FGV contributes to development of Brazilian borders
FGV’s Latin American Center for Public Policy (CLPP) has been closely monitoring Brazil’s border activities with its neighboring countries. Over the past two years, it has participated in different activities involving the integration of Brazil’s borders with Paraguay, Peru, and Colombia. Considering the growing importance of Colombian-Brazilian relations in the Amazon region that separates the two countries, the CLPP, integrated into the official Brazilian delegation headed by the Itamaraty, participated in the Meeting of the Brazil-Colombia Committee on Neighbor Relations and Border Integration, for the purpose of articulating joint training and qualification for public officials located in the border sister cities of Letícia (Colombia) and Tabatinga (Brazil).
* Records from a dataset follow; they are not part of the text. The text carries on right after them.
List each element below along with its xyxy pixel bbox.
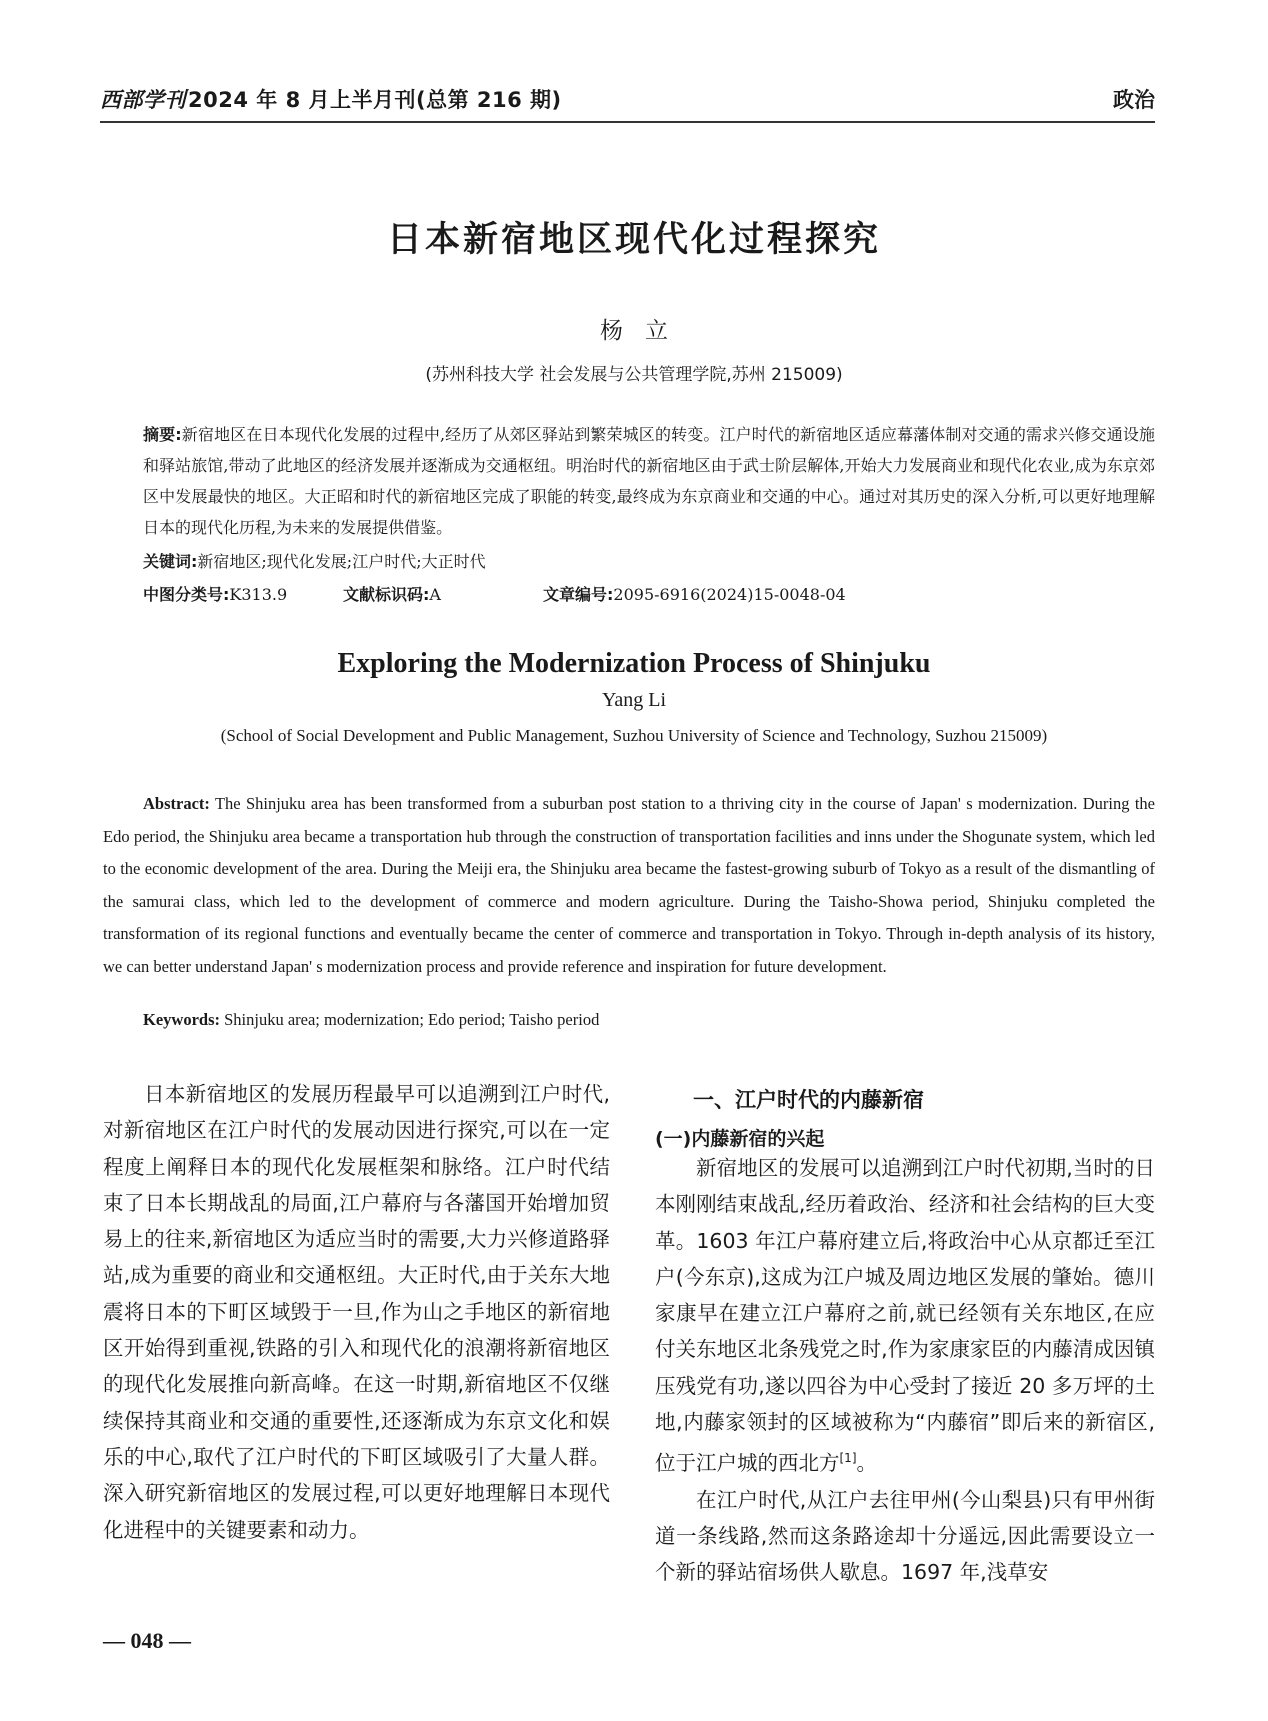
section-heading: 一、江户时代的内藤新宿 bbox=[693, 1088, 924, 1112]
abstract-en-text: The Shinjuku area has been transformed from a suburban post station to a thriving city in the course of Japan' s modernization. During the Edo period, the Shinjuku area became a transportation hub through the construction of transportation facilities and inns under the Shogunate system, which led to the economic development of the area. During the Meiji era, the Shinjuku area became the fastest-growing suburb of Tokyo as a result of the dismantling of the samurai class, which led to the development of commerce and modern agriculture. During the Taisho-Showa period, Shinjuku completed the transformation of its regional functions and eventually became the center of commerce and transportation in Tokyo. Through in-depth analysis of its history, we can better understand Japan' s modernization process and provide reference and inspiration for future development. bbox=[103, 794, 1156, 976]
abstract-cn-text: 新宿地区在日本现代化发展的过程中,经历了从郊区驿站到繁荣城区的转变。江户时代的新宿地区适应幕藩体制对交通的需求兴修交通设施和驿站旅馆,带动了此地区的经济发展并逐渐成为交通枢纽。明治时代的新宿地区由于武士阶层解体,开始大力发展商业和现代化农业,成为东京郊区中发展最快的地区。大正昭和时代的新宿地区完成了职能的转变,最终成为东京商业和交通的中心。通过对其历史的深入分析,可以更好地理解日本的现代化历程,为未来的发展提供借鉴。 bbox=[143, 425, 1155, 537]
running-header bbox=[100, 84, 1155, 118]
abstract-en-label: Abstract: bbox=[143, 794, 210, 813]
keywords-en-label: Keywords: bbox=[143, 1010, 220, 1029]
header-rule bbox=[100, 121, 1155, 123]
article-value: 2095-6916(2024)15-0048-04 bbox=[613, 585, 846, 604]
clc-value: K313.9 bbox=[229, 585, 288, 604]
clc-label: 中图分类号: bbox=[143, 585, 230, 604]
body-right-column bbox=[655, 1150, 1155, 1590]
body-paragraph-1-end: 。 bbox=[856, 1451, 877, 1476]
article-label: 文章编号: bbox=[543, 585, 614, 604]
journal-issue bbox=[100, 84, 562, 114]
author-en: Yang Li bbox=[601, 689, 667, 711]
keywords-en-text: Shinjuku area; modernization; Edo period; Taisho period bbox=[224, 1010, 600, 1029]
keywords-cn-text: 新宿地区;现代化发展;江户时代;大正时代 bbox=[197, 552, 486, 571]
doc-label: 文献标识码: bbox=[343, 585, 430, 604]
abstract-en bbox=[103, 788, 1155, 983]
section-label: 政治 bbox=[1113, 88, 1155, 112]
title-cn: 日本新宿地区现代化过程探究 bbox=[386, 220, 881, 260]
keywords-en bbox=[143, 1010, 1155, 1030]
journal-issue-text: 2024 年 8 月上半月刊(总第 216 期) bbox=[188, 88, 562, 112]
body-paragraph-1-text: 新宿地区的发展可以追溯到江户时代初期,当时的日本刚刚结束战乱,经历着政治、经济和社会结构的巨大变革。1603 年江户幕府建立后,将政治中心从京都迁至江户(今东京),这成为江户城及周边地区发展的肇始。德川家康早在建立江户幕府之前,就已经领有关东地区,在应付关东地区北条残党之时,作为家康家臣的内藤清成因镇压残党有功,遂以四谷为中心受封了接近 20 多万坪的土地,内藤家领封的区域被称为“内藤宿”即后来的新宿区,位于江户城的西北方 bbox=[655, 1156, 1155, 1476]
affiliation-cn: (苏州科技大学 社会发展与公共管理学院,苏州 215009) bbox=[425, 365, 843, 385]
doc-value: A bbox=[429, 585, 441, 604]
journal-logo: 西部学刊 bbox=[100, 87, 186, 112]
author-cn: 杨立 bbox=[600, 318, 690, 344]
keywords-cn-label: 关键词: bbox=[143, 552, 198, 571]
body-paragraph-2: 在江户时代,从江户去往甲州(今山梨县)只有甲州街道一条线路,然而这条路途却十分遥远,因此需要设立一个新的驿站宿场供人歇息。1697 年,浅草安 bbox=[655, 1487, 1155, 1585]
article-number bbox=[543, 582, 846, 605]
document-code bbox=[343, 582, 441, 605]
intro-paragraph: 日本新宿地区的发展历程最早可以追溯到江户时代,对新宿地区在江户时代的发展动因进行探究,可以在一定程度上阐释日本的现代化发展框架和脉络。江户时代结束了日本长期战乱的局面,江户幕府与各藩国开始增加贸易上的往来,新宿地区为适应当时的需要,大力兴修道路驿站,成为重要的商业和交通枢纽。大正时代,由于关东大地震将日本的下町区域毁于一旦,作为山之手地区的新宿地区开始得到重视,铁路的引入和现代化的浪潮将新宿地区的现代化发展推向新高峰。在这一时期,新宿地区不仅继续保持其商业和交通的重要性,还逐渐成为东京文化和娱乐的中心,取代了江户时代的下町区域吸引了大量人群。深入研究新宿地区的发展过程,可以更好地理解日本现代化进程中的关键要素和动力。 bbox=[103, 1082, 610, 1542]
subsection-heading: (一)内藤新宿的兴起 bbox=[655, 1128, 825, 1150]
citation-ref: [1] bbox=[839, 1451, 857, 1466]
abstract-cn-label: 摘要: bbox=[143, 425, 182, 444]
page-number: — 048 — bbox=[103, 1628, 191, 1653]
title-en: Exploring the Modernization Process of Shinjuku bbox=[337, 648, 931, 679]
body-paragraph-1 bbox=[655, 1150, 1155, 1482]
body-left-column bbox=[103, 1076, 610, 1548]
keywords-cn bbox=[143, 549, 1155, 572]
abstract-cn bbox=[143, 419, 1155, 543]
affiliation-en: (School of Social Development and Public Management, Suzhou University of Science and Technology, Suzhou 215009) bbox=[220, 726, 1048, 745]
clc-number bbox=[143, 582, 287, 605]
The project coordinated by the CLPP was named ‘Bi-national Training Program in Public Administration in Letícia-Tabatinga’ and included 40 public servants from the region, 20 Colombians and 20 Brazilians. The main idea behind the training program was to provide an environment for collaboration and exchange of ideas among Brazilian and Colombian public policy makers and decision-makers, as a way of strengthening personal relationships, triggering constructive discussions on integrated local policies. An important component of the training program was the presentation of practical tools for the development of public projects that contemplate the integrated view of both cities, since thinking about the integrated local population arrangement is more advantageous from the point of view of gains in scale and attracting investments than thinking about the two cities separately.
The training program also included the Superior School of Public Administration of Colombia (ESAP), with funding from the Latin American Development Bank (CAF). FGV was represented in the program’s faculty by FGV’s Brazilian School of Public and Business Administration (EBAPE) professor Istvan Kasznar and by CLPP project coordinator Klaus Stier.
The Brazilian-Colombian border region is getting special attention from diplomatic authorities of both countries after Colombia’s new post-conflict agenda. Opening a dialogue and building a consensus among political and economic agents on both sides of the border stands out as a fundamental step for the development of integration projects to support local social development using the logic of shared gains, contributing to the institutional strengthening of the border region, with positive externalities for the security and well-being of both countries.